A normal pointing to bottom of the texture (0,-1,0) is mapped to (128,0,128). Hence the bottom edge of an object is usually dark magenta.

A normal pointing to bottom left corner of the texture (-1,-1,0) is mapped to (0,0,128). Hence the bottom-left corner of an object is usually dark blue. The darkest part of a color map.

By Julian Herzog, CC BY 4.0, https://commons.wikimedia.org/w/index.php?curid=25512888

From this, you can see the top disc is convex, and the bottom disc concave.

First, I try to explain it in a shorter way. Further in more detail if something is not clear.

Concave -

Convex -

• Love the lamp-bulbs :D Mar 4 at 8:31
• Important to note that the choice of "illuminating" the object from the top is not arbitrary : This is how we are used to see light interacting with lumpy object, because that's where the sun comes from, and most other froms of light inside buildings. It then makes sense that the "darker" parts emulate the "shadow" parts of a real life object lit by a real life light source. Mar 4 at 8:38
• In English, the subjective form of the singular first-person pronoun, "I", is capitalized, along with all its contractions such as I'll and I'm.
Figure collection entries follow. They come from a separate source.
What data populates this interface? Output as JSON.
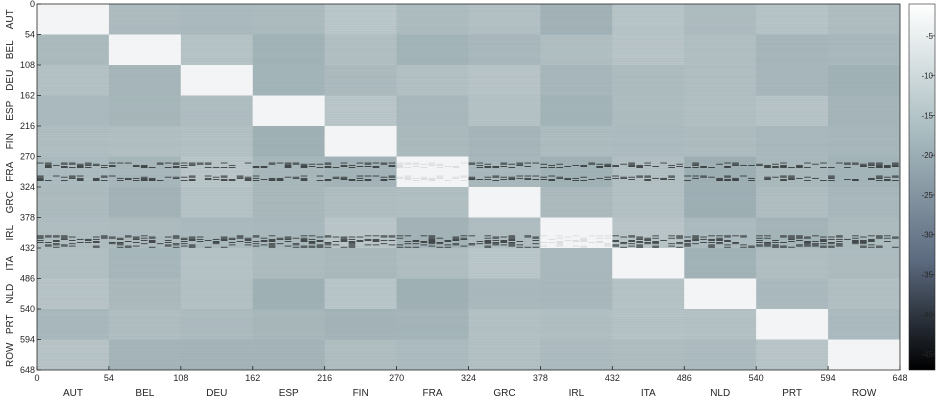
{
  "chart_data": {
    "type": "heatmap",
    "title": "",
    "xlabel": "",
    "ylabel": "",
    "size": 648,
    "block_size": 54,
    "ticks": [
      0,
      54,
      108,
      162,
      216,
      270,
      324,
      378,
      432,
      486,
      540,
      594,
      648
    ],
    "countries": [
      "AUT",
      "BEL",
      "DEU",
      "ESP",
      "FIN",
      "FRA",
      "GRC",
      "IRL",
      "ITA",
      "NLD",
      "PRT",
      "ROW"
    ],
    "colorbar": {
      "ticks": [
        -5,
        -10,
        -15,
        -20,
        -25,
        -30,
        -35,
        -40,
        -45
      ],
      "range": [
        -47,
        -1
      ],
      "colors": {
        "high": "#ffffff",
        "mid": "#8fa3a8",
        "low": "#000000"
      }
    },
    "cell_levels": {
      "diagonal_block": -3,
      "off_diagonal_typical": -14,
      "off_diagonal_dark": -19,
      "sparse_row_band": -46
    },
    "dark_row_bands": [
      {
        "country": "FRA",
        "rows": [
          281,
          290
        ]
      },
      {
        "country": "FRA",
        "rows": [
          304,
          313
        ]
      },
      {
        "country": "IRL",
        "rows": [
          410,
          430
        ]
      }
    ]
  }
}
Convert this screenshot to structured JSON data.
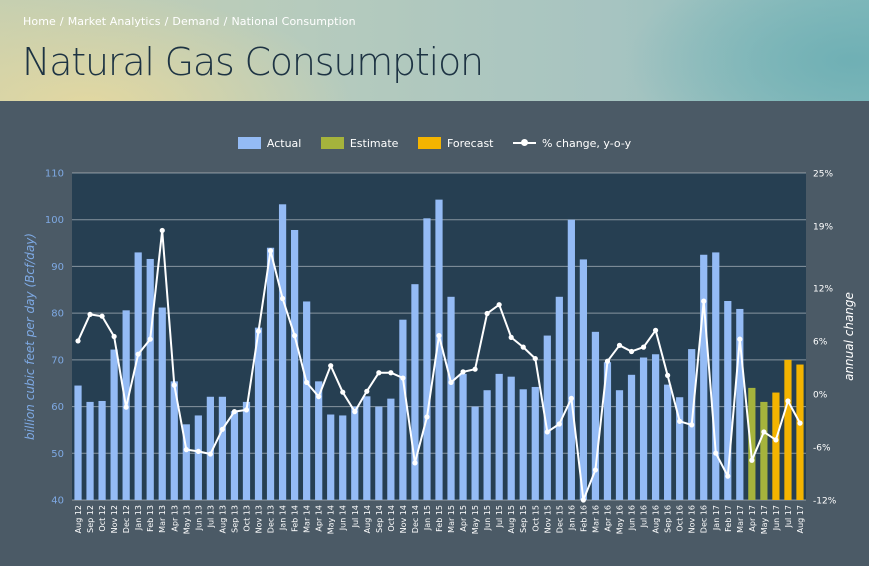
{
  "breadcrumb": [
    "Home",
    "Market Analytics",
    "Demand",
    "National Consumption"
  ],
  "page_title": "Natural Gas Consumption",
  "colors": {
    "actual": "#94bbf5",
    "estimate": "#a5b33c",
    "forecast": "#f4b400",
    "line": "#ffffff",
    "plot_bg": "#263f52",
    "left_axis_text": "#7ea9e3"
  },
  "chart_data": {
    "type": "bar",
    "title": "",
    "ylabel": "billion cubic feet per day (Bcf/day)",
    "y2label": "annual change",
    "ylim": [
      40,
      110
    ],
    "y2lim": [
      -12,
      25
    ],
    "yticks": [
      40,
      50,
      60,
      70,
      80,
      90,
      100,
      110
    ],
    "y2ticks": [
      "25%",
      "19%",
      "12%",
      "6%",
      "0%",
      "-6%",
      "-12%"
    ],
    "legend_position": "top-center",
    "grid": true,
    "categories": [
      "Aug 12",
      "Sep 12",
      "Oct 12",
      "Nov 12",
      "Dec 12",
      "Jan 13",
      "Feb 13",
      "Mar 13",
      "Apr 13",
      "May 13",
      "Jun 13",
      "Jul 13",
      "Aug 13",
      "Sep 13",
      "Oct 13",
      "Nov 13",
      "Dec 13",
      "Jan 14",
      "Feb 14",
      "Mar 14",
      "Apr 14",
      "May 14",
      "Jun 14",
      "Jul 14",
      "Aug 14",
      "Sep 14",
      "Oct 14",
      "Nov 14",
      "Dec 14",
      "Jan 15",
      "Feb 15",
      "Mar 15",
      "Apr 15",
      "May 15",
      "Jun 15",
      "Jul 15",
      "Aug 15",
      "Sep 15",
      "Oct 15",
      "Nov 15",
      "Dec 15",
      "Jan 16",
      "Feb 16",
      "Mar 16",
      "Apr 16",
      "May 16",
      "Jun 16",
      "Jul 16",
      "Aug 16",
      "Sep 16",
      "Oct 16",
      "Nov 16",
      "Dec 16",
      "Jan 17",
      "Feb 17",
      "Mar 17",
      "Apr 17",
      "May 17",
      "Jun 17",
      "Jul 17",
      "Aug 17"
    ],
    "series": [
      {
        "name": "Actual",
        "kind": "bar",
        "values": [
          64.5,
          61,
          61.2,
          72.2,
          80.6,
          93,
          91.6,
          81.2,
          65.4,
          56.2,
          58.1,
          62.1,
          62.1,
          59,
          61,
          76.9,
          94,
          103.3,
          97.8,
          82.5,
          65.4,
          58.3,
          58.1,
          60,
          62.2,
          60,
          61.7,
          78.6,
          86.2,
          100.3,
          104.3,
          83.5,
          67,
          60,
          63.5,
          67,
          66.4,
          63.7,
          64.2,
          75.2,
          83.5,
          100,
          91.5,
          76,
          69.5,
          63.5,
          66.8,
          70.5,
          71.2,
          64.7,
          62,
          72.3,
          92.5,
          93,
          82.6,
          80.9,
          null,
          null,
          null,
          null,
          null
        ]
      },
      {
        "name": "Estimate",
        "kind": "bar",
        "values": [
          null,
          null,
          null,
          null,
          null,
          null,
          null,
          null,
          null,
          null,
          null,
          null,
          null,
          null,
          null,
          null,
          null,
          null,
          null,
          null,
          null,
          null,
          null,
          null,
          null,
          null,
          null,
          null,
          null,
          null,
          null,
          null,
          null,
          null,
          null,
          null,
          null,
          null,
          null,
          null,
          null,
          null,
          null,
          null,
          null,
          null,
          null,
          null,
          null,
          null,
          null,
          null,
          null,
          null,
          null,
          null,
          64,
          61,
          null,
          null,
          null
        ]
      },
      {
        "name": "Forecast",
        "kind": "bar",
        "values": [
          null,
          null,
          null,
          null,
          null,
          null,
          null,
          null,
          null,
          null,
          null,
          null,
          null,
          null,
          null,
          null,
          null,
          null,
          null,
          null,
          null,
          null,
          null,
          null,
          null,
          null,
          null,
          null,
          null,
          null,
          null,
          null,
          null,
          null,
          null,
          null,
          null,
          null,
          null,
          null,
          null,
          null,
          null,
          null,
          null,
          null,
          null,
          null,
          null,
          null,
          null,
          null,
          null,
          null,
          null,
          null,
          null,
          null,
          63,
          70,
          69
        ]
      },
      {
        "name": "% change, y-o-y",
        "kind": "line",
        "axis": "right",
        "values": [
          6,
          9,
          8.8,
          6.5,
          -1.5,
          4.5,
          6.2,
          18.5,
          1,
          -6.3,
          -6.5,
          -6.8,
          -4,
          -2,
          -1.8,
          7.1,
          16.2,
          10.8,
          6.6,
          1.3,
          -0.3,
          3.2,
          0.2,
          -2,
          0.3,
          2.4,
          2.4,
          1.8,
          -7.8,
          -2.6,
          6.6,
          1.3,
          2.5,
          2.8,
          9.1,
          10.1,
          6.4,
          5.3,
          4,
          -4.3,
          -3.4,
          -0.5,
          -12,
          -8.6,
          3.7,
          5.5,
          4.8,
          5.3,
          7.2,
          2.1,
          -3.1,
          -3.5,
          10.5,
          -6.7,
          -9.3,
          6.2,
          -7.5,
          -4.3,
          -5.2,
          -0.8,
          -3.3
        ]
      }
    ]
  }
}
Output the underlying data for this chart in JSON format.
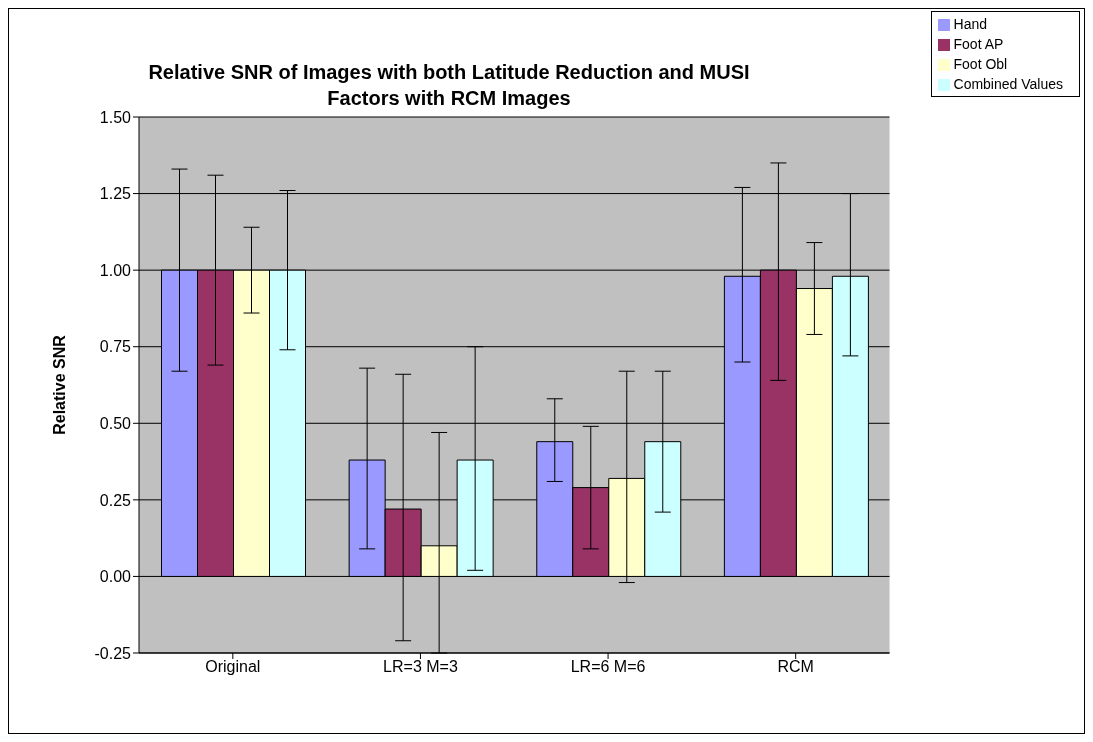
{
  "chart_data": {
    "type": "bar",
    "title": "Relative SNR of Images with both Latitude Reduction and MUSI Factors with RCM Images",
    "ylabel": "Relative SNR",
    "categories": [
      "Original",
      "LR=3 M=3",
      "LR=6 M=6",
      "RCM"
    ],
    "series": [
      {
        "name": "Hand",
        "color": "#9999ff",
        "values": [
          1.0,
          0.38,
          0.44,
          0.98
        ],
        "errors": [
          [
            0.67,
            1.33
          ],
          [
            0.09,
            0.68
          ],
          [
            0.31,
            0.58
          ],
          [
            0.7,
            1.27
          ]
        ]
      },
      {
        "name": "Foot AP",
        "color": "#993366",
        "values": [
          1.0,
          0.22,
          0.29,
          1.0
        ],
        "errors": [
          [
            0.69,
            1.31
          ],
          [
            -0.21,
            0.66
          ],
          [
            0.09,
            0.49
          ],
          [
            0.64,
            1.35
          ]
        ]
      },
      {
        "name": "Foot Obl",
        "color": "#ffffcc",
        "values": [
          1.0,
          0.1,
          0.32,
          0.94
        ],
        "errors": [
          [
            0.86,
            1.14
          ],
          [
            -0.25,
            0.47
          ],
          [
            -0.02,
            0.67
          ],
          [
            0.79,
            1.09
          ]
        ]
      },
      {
        "name": "Combined Values",
        "color": "#ccffff",
        "values": [
          1.0,
          0.38,
          0.44,
          0.98
        ],
        "errors": [
          [
            0.74,
            1.26
          ],
          [
            0.02,
            0.75
          ],
          [
            0.21,
            0.67
          ],
          [
            0.72,
            1.25
          ]
        ]
      }
    ],
    "ylim": [
      -0.25,
      1.5
    ],
    "yticks": [
      {
        "value": -0.25,
        "label": "-0.25"
      },
      {
        "value": 0,
        "label": "0.00"
      },
      {
        "value": 0.25,
        "label": "0.25"
      },
      {
        "value": 0.5,
        "label": "0.50"
      },
      {
        "value": 0.75,
        "label": "0.75"
      },
      {
        "value": 1,
        "label": "1.00"
      },
      {
        "value": 1.25,
        "label": "1.25"
      },
      {
        "value": 1.5,
        "label": "1.50"
      }
    ],
    "grid": "y",
    "legend": "top right"
  }
}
Mar 4 at 19:37

(So, before anything else: if you're going to listen to this answer, please use your own head as well :) I find 3D math difficult, even though I enjoy it, and I'm working this answer out as I go. The output is what I want, which suggests that I did it right, but I'm not sure, and I don't want to make myself out to be an expert-- I'm only offering what I think is right, in case it or the thought processes it involves are useful.)

Concavity and convexity are per-axis values. A sphere is convex in both axes. A cave is concave in both axes. A saddle is convex in one axis and concave in one axis.

Tangent space normal maps cannot be understood without knowing information about the mesh-- their normals are in tangent space, and tangent space depends on both the mesh normal and the UV tangent. So asking about the concavity or convexity of a tangent space normal map, without taking the mesh into consideration, isn't really something that makes any sense. Change the UV, and you might change the curvature.

But an object space normal map doesn't rely on the mesh, and per-axis concavity or convexity makes sense in that case-- and an object space normal map can be created from a mesh + tangent space normal map, just by baking an object space normal map (or by remapping object-space normals to the 0,1 space and baking raw emission.)

Now, how to evaluate whether our normals are convex or concave in some particular axis? By comparing offset normals-- that is, we want to see how our normals change as we travel across our UV:

So I compare our normal if we offset 1 pixel in U with our normal if we offset -1 pixel in U. Then I take the cross product of those two vectors. If our second vector is positively rotated relative to the first vector, the cross product is going to point in one direction, but if it's negatively rotated, then the cross product is going to point the other direction. So I can take the dot product of the cross product with any arbitrary vector to figure out which way it's pointing, and thus whether the cross product points this way or that way.

I'm outputting the convexity in U-- that is, convexity in the UV tangent. The full map of convexity would also output convexity in the V, by looking at the normals with offset V inputs instead of offset U inputs. If the convexity of U is different than the convexity of V, we have negative (saddle) curvature; if they're the same, we have positive (sphere or cave) curvature.

Also note that because I'm doing this by looking up actual values on an actual image, that seams impact this; and note that I'm not handling the special case of when my offset normals are identical (which would lead to a 0-vector cross product, which would lead to a 0 dot product, and would indicate no curvature, neither convexity nor concavity.)

Blender isn't really great for doing this. A decent game engine shader could get you delta(normal)/delta(UV) a lot more easily and more accurately; and really, this is the sort of work that would make more sense to do in compositing, except Blender just doesn't have the compositing tools developed enough to be able to do it without a lot of dumb busy work.